Once held in the ivory towers of traditional magazines and university reading lists, poetry has never been more popular or accessible. We have the internet to thank for breaking down the barriers: see the mainstream success of Instagram poets like Rupi Kaur, and the immediacy of platforms like Tumblr. In 2018, more and more zines are incorporating online aesthetics and values into print, creating a DIY subculture to rival the established publishing houses.

Submitting your work to conventional poetry magazines is no longer the only means of establishing yourself as a poet. Unlike magazines, zines are cheap and easy to make – often on free-to-download design software – meaning that poets can create, design, publish, and distribute their own work themselves. Grassroots publishing is levelling the literary playing field – zines are often born from communities who don’t see themselves represented in traditional media, whether that’s women of colour, LGBTQ+ people, non-binary people, working-class communities, or schools of poetry that haven’t yet been accepted by the mainstream. More importantly zines are immediate, unpretentious, approachable, affordable, and fun. Here's a list of our favourites right now.


Dreamed up by founders Megan Conery and Molly Taylor in a Victorian police station, hotdog is an annual poetry collection that publishes female-identifying, non-binary, and transgender voices. The title of their third issue, Delightfully Unprofessional, is the zine’s ethos, as Megan and Molly learned how to design and publish on the job. Hotdog publishes poems that explore identity, food, and secret desires, alongside surreal and gaudy graphics. It’s funny, weird, and often painfully honest.   


Describing itself as a “mixtape of curated work” and taking inspiration from memes, astrology, and 80s office culture, SPAM is the print equivalent of the 2004 blogger. IRL and online collide, as SPAM takes traditional poetic forms and quotes from modernist writers and places them beside TripAdvisor reviews and Kim Kardashian fansites. The zine creates monstrous hybrids of high and low culture in in cut-and-paste style collages in the tradition of Dada.  


Coming from a long tradition of small press poetry in Scotland, CUMULUS is an experimental poetry zine that positions words among watercolour clouds. Rather than the traditional 70s punk aesthetic of zines, CUMULUS resembles a high-brow literary magazine, but without any of the pretension (or price tag). Like its cloud font, CUMULUS is bubbly and energised in its effort to bring together the social, political, aesthetic, and intellectual qualities of experimental poetry.   


In 2011, femme punk LA poet, Taleen Kali, created DUM DUM when she couldn’t find a space for her experimental poetry in traditional literary magazines. Combining the attitude of the riot grrrl movement with the aesthetic of avant-garde photomontage, DUM DUM is published in a completely different form every year, from a postcard book to a fluxkit to standard bound book.


Now in its third year, DATABLEED is the non-poetry online poetry zine. Questioning what the hell poetry even is, the zine combines text, visual art, video, and audio. DATABLEED merges the 70s DIY zine aesthetic with the age of the internet by completely democratising the form, making everything available for immediate consumption online.  

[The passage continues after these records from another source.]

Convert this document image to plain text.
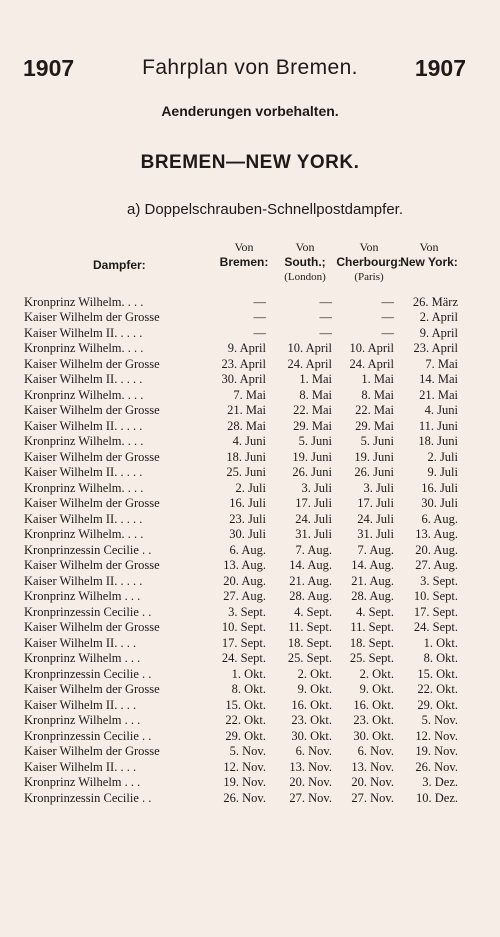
1907	Fahrplan von Bremen.	1907
Aenderungen vorbehalten.
BREMEN—NEW YORK.
a) Doppelschrauben-Schnellpostdampfer.
Dampfer:
Von
Bremen:
Von
South.;
(London)
Von
Cherbourg:
(Paris)
Von
New York:
Kronprinz Wilhelm. . . .	—	—	—	26. März
Kaiser Wilhelm der Grosse	—	—	—	2. April
Kaiser Wilhelm II. . . . .	—	—	—	9. April
Kronprinz Wilhelm. . . .	9. April	10. April	10. April	23. April
Kaiser Wilhelm der Grosse	23. April	24. April	24. April	7. Mai
Kaiser Wilhelm II. . . . .	30. April	1. Mai	1. Mai	14. Mai
Kronprinz Wilhelm. . . .	7. Mai	8. Mai	8. Mai	21. Mai
Kaiser Wilhelm der Grosse	21. Mai	22. Mai	22. Mai	4. Juni
Kaiser Wilhelm II. . . . .	28. Mai	29. Mai	29. Mai	11. Juni
Kronprinz Wilhelm. . . .	4. Juni	5. Juni	5. Juni	18. Juni
Kaiser Wilhelm der Grosse	18. Juni	19. Juni	19. Juni	2. Juli
Kaiser Wilhelm II. . . . .	25. Juni	26. Juni	26. Juni	9. Juli
Kronprinz Wilhelm. . . .	2. Juli	3. Juli	3. Juli	16. Juli
Kaiser Wilhelm der Grosse	16. Juli	17. Juli	17. Juli	30. Juli
Kaiser Wilhelm II. . . . .	23. Juli	24. Juli	24. Juli	6. Aug.
Kronprinz Wilhelm. . . .	30. Juli	31. Juli	31. Juli	13. Aug.
Kronprinzessin Cecilie . .	6. Aug.	7. Aug.	7. Aug.	20. Aug.
Kaiser Wilhelm der Grosse	13. Aug.	14. Aug.	14. Aug.	27. Aug.
Kaiser Wilhelm II. . . . .	20. Aug.	21. Aug.	21. Aug.	3. Sept.
Kronprinz Wilhelm . . .	27. Aug.	28. Aug.	28. Aug.	10. Sept.
Kronprinzessin Cecilie . .	3. Sept.	4. Sept.	4. Sept.	17. Sept.
Kaiser Wilhelm der Grosse	10. Sept.	11. Sept.	11. Sept.	24. Sept.
Kaiser Wilhelm II. . . .	17. Sept.	18. Sept.	18. Sept.	1. Okt.
Kronprinz Wilhelm . . .	24. Sept.	25. Sept.	25. Sept.	8. Okt.
Kronprinzessin Cecilie . .	1. Okt.	2. Okt.	2. Okt.	15. Okt.
Kaiser Wilhelm der Grosse	8. Okt.	9. Okt.	9. Okt.	22. Okt.
Kaiser Wilhelm II. . . .	15. Okt.	16. Okt.	16. Okt.	29. Okt.
Kronprinz Wilhelm . . .	22. Okt.	23. Okt.	23. Okt.	5. Nov.
Kronprinzessin Cecilie . .	29. Okt.	30. Okt.	30. Okt.	12. Nov.
Kaiser Wilhelm der Grosse	5. Nov.	6. Nov.	6. Nov.	19. Nov.
Kaiser Wilhelm II. . . .	12. Nov.	13. Nov.	13. Nov.	26. Nov.
Kronprinz Wilhelm . . .	19. Nov.	20. Nov.	20. Nov.	3. Dez.
Kronprinzessin Cecilie . .	26. Nov.	27. Nov.	27. Nov.	10. Dez.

A grassroots A5 booklet, RAUM was created to bring a community of voices together. Like SPAM, RAUM was born in Glasgow (it seems there’s something in the city’s water that’s making it the leader of new and alternative forms of art in the UK). RAUM is unusual, as unlike other zines, it doesn’t call for submissions based on a theme; instead, the theme emerges from what poetry is submitted. The only guideline is that poems need to fit on an A5 piece of paper.     


Costing two quid and held together by a stapler, Zarf follows in the tradition of old-school, photocopier zines. While other poetry collections are painstakingly curated, Zarf’s pamphlet form looks like it was spat out by a typewriter the night before, and features some of the most innovative young poets working today. In the latest issue, Zarf describes what it and, more generally, poetry zines are doing: “poems are like stars in this, as in all other ways, that when we look at them just right we allow ourselves to admit the everywhere of gathering.”